I wanted to feel that flicker of life in my belly.
When other pains came into my life, I dreamt of a pain that would result in new life. I could handle anything, I thought, if pain had a reward at the end.
I ached to see the growth, and see it on the screen in a blurry black and grey image.
I wanted to watch his face as I felt pain on behalf of us, and our future.
I wanted to know what it felt like to be hours, or even moments away from a rush of emotion and joy and blood and tears, as new life entered the world.
I wanted to hold that fragile little being and know that they were ours.

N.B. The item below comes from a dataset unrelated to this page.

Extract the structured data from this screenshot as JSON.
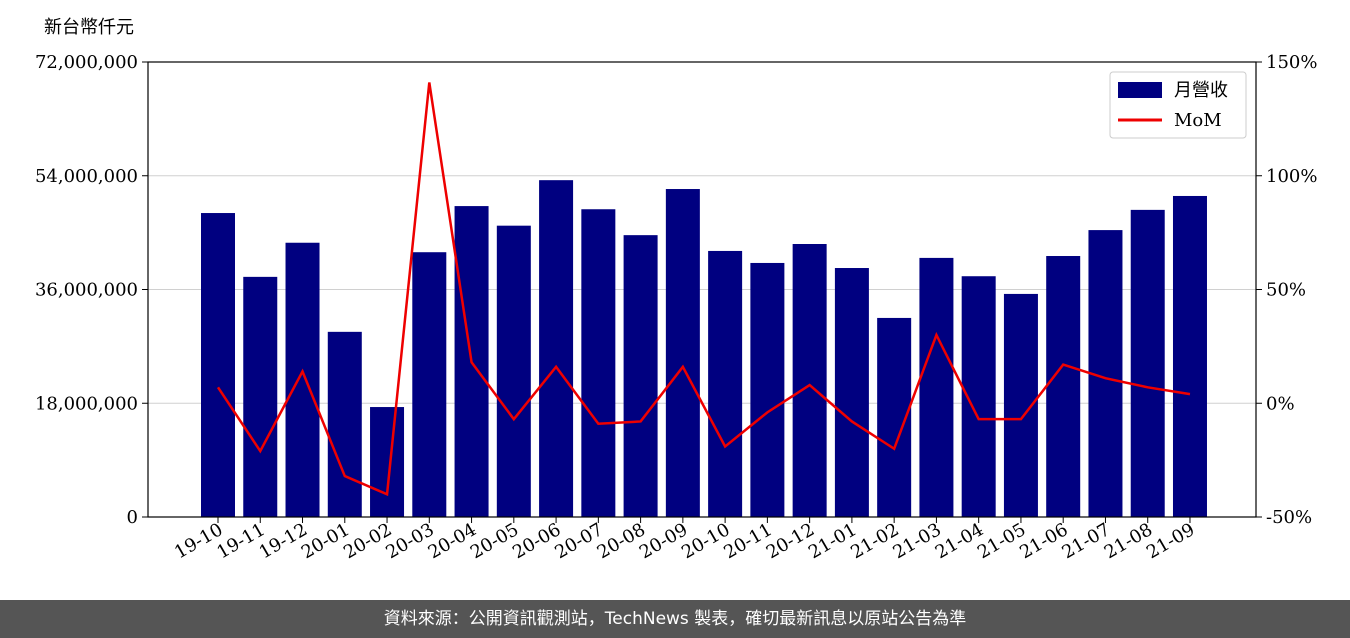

I wanted to see what my body was capable of.
I wanted to watch him bring me a can of Dermoplast and a large hazelnut latte because he’s cool like that.
I wanted to see the pride on his face.
I wanted to experience his tenderness in helping me get up to walk for the first time.
I wanted to hold my breath as he held our baby for the first, and for the 200th time.
I wanted to feed my baby skin to skin.
I wanted to know chaos in the form of an 18-month-old asking 200 times in a row for a drink of water, while the other decides to make the ‘witching hour’ a nightly tradition.
I wanted him to watch me become a mom, not just sit by me (as sweet as that was in its own way) as we grieved the babies that weren’t.
These were things I wanted so desperately for so long. And because God is so kind and so good, these are all things I’ve experienced. Twice now.